The new law says businesses have six years to phase into giving employees $15 an hour.
Devin Jeran was happy to get a raise when Seattle's minimum wage went up to $11 an hour at the beginning of the month.
I definitely recognize that having more money is important, especially in a city as expensive as this one, he said.
He'll only enjoy that bigger paycheck for a few more months. In August, his boss is shutting down Z Pizza, putting him and his 11 coworkers out of work.
Fortunately she keeps us in the loop, and didn't just tell us last minute, Jeran said.
Ritu Shah Burnham doesn't want to go out of business, but says she can't afford the city's mandated wage hikes.
I've let one person go since April 1, I've cut hours since April 1, I've taken them myself because I don't pay myself. I've also raised my prices a little bit. Yeah, there's no other way to do it, she said.
Small businesses in the city have up to six more years to phase in the new $15 an hour minimum wage.
But Shah Burnham says even though she only has one store with 12 employees, she's considered part of the Z Pizza franchise so she has to give raises in just two years.

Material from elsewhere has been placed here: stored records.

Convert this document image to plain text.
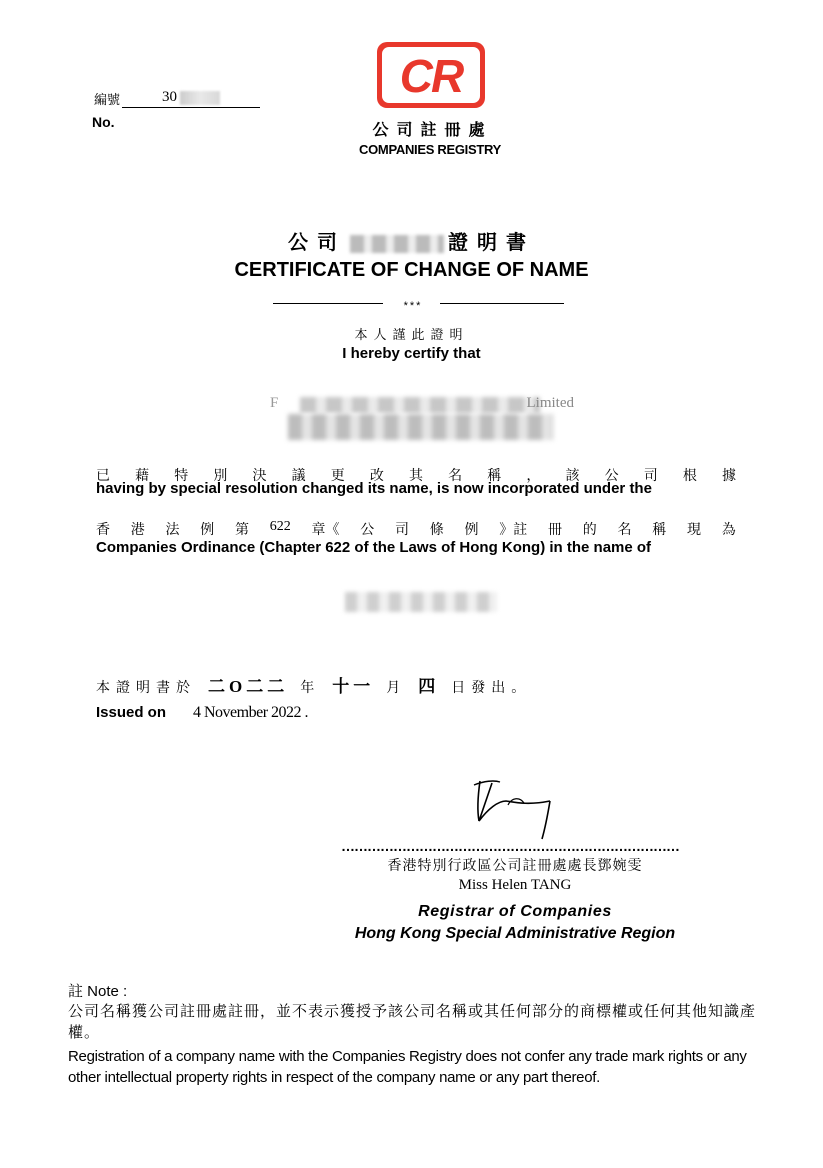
編號	30
No.
CR
公司註冊處
COMPANIES REGISTRY
公司	證明書
CERTIFICATE OF CHANGE OF NAME
***
本人謹此證明
I hereby certify that
F	Limited
已 藉 特 別 決 議 更 改 其 名 稱 ， 該 公 司 根 據
having by special resolution changed its name, is now incorporated under the
香 港 法 例 第 622 章《 公 司 條 例 》註 冊 的 名 稱 現 為
Companies Ordinance (Chapter 622 of the Laws of Hong Kong) in the name of
本證明書於 二O二二 年 十一 月 四 日發出。
Issued on 4 November 2022 .
……………………………………………………………………
香港特別行政區公司註冊處處長鄧婉雯
Miss Helen TANG
Registrar of Companies
Hong Kong Special Administrative Region
註 Note :
公司名稱獲公司註冊處註冊，並不表示獲授予該公司名稱或其任何部分的商標權或任何其他知識產權。
Registration of a company name with the Companies Registry does not confer any trade mark rights or any other intellectual property rights in respect of the company name or any part thereof.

I know that I would have stayed here if I had seven years, just like everyone else, if I had an even playing field. The discrimination I'm feeling towards my small business right now makes me not want to stay and do anything in Seattle, she said.
The director of Now Seattle, which rallied for the minimum wage, had no comment, only saying "Restaurants open and close all the time, for various reasons."
Shah Burnham is concerned about where her employees will end up when she does close.
I absolutely am terrified for them, she said. I have no idea where they're going to find jobs, because if I'm cutting hours, I imagine everyone is across the board.
Seattle is the first major city to pass a law that gives workers $15 an hour. It comes out to about $30,000 a year if an employee works full-time.
The modern equivalence of "Let them eat cake."
The reality is that people have an idea in their mind of what something is worth. If a large pizza was $35....then there’d be seventy-percent less pizza operations in America today. The same with gas....if it were $9 a gallon...we’d have less roads, and we’d all live within two miles of the place of employment. If a pack of smokes were $10 each....a lot of us wouldn’t be smoking.
The guys in Seattle have no fundamental grasp of economics.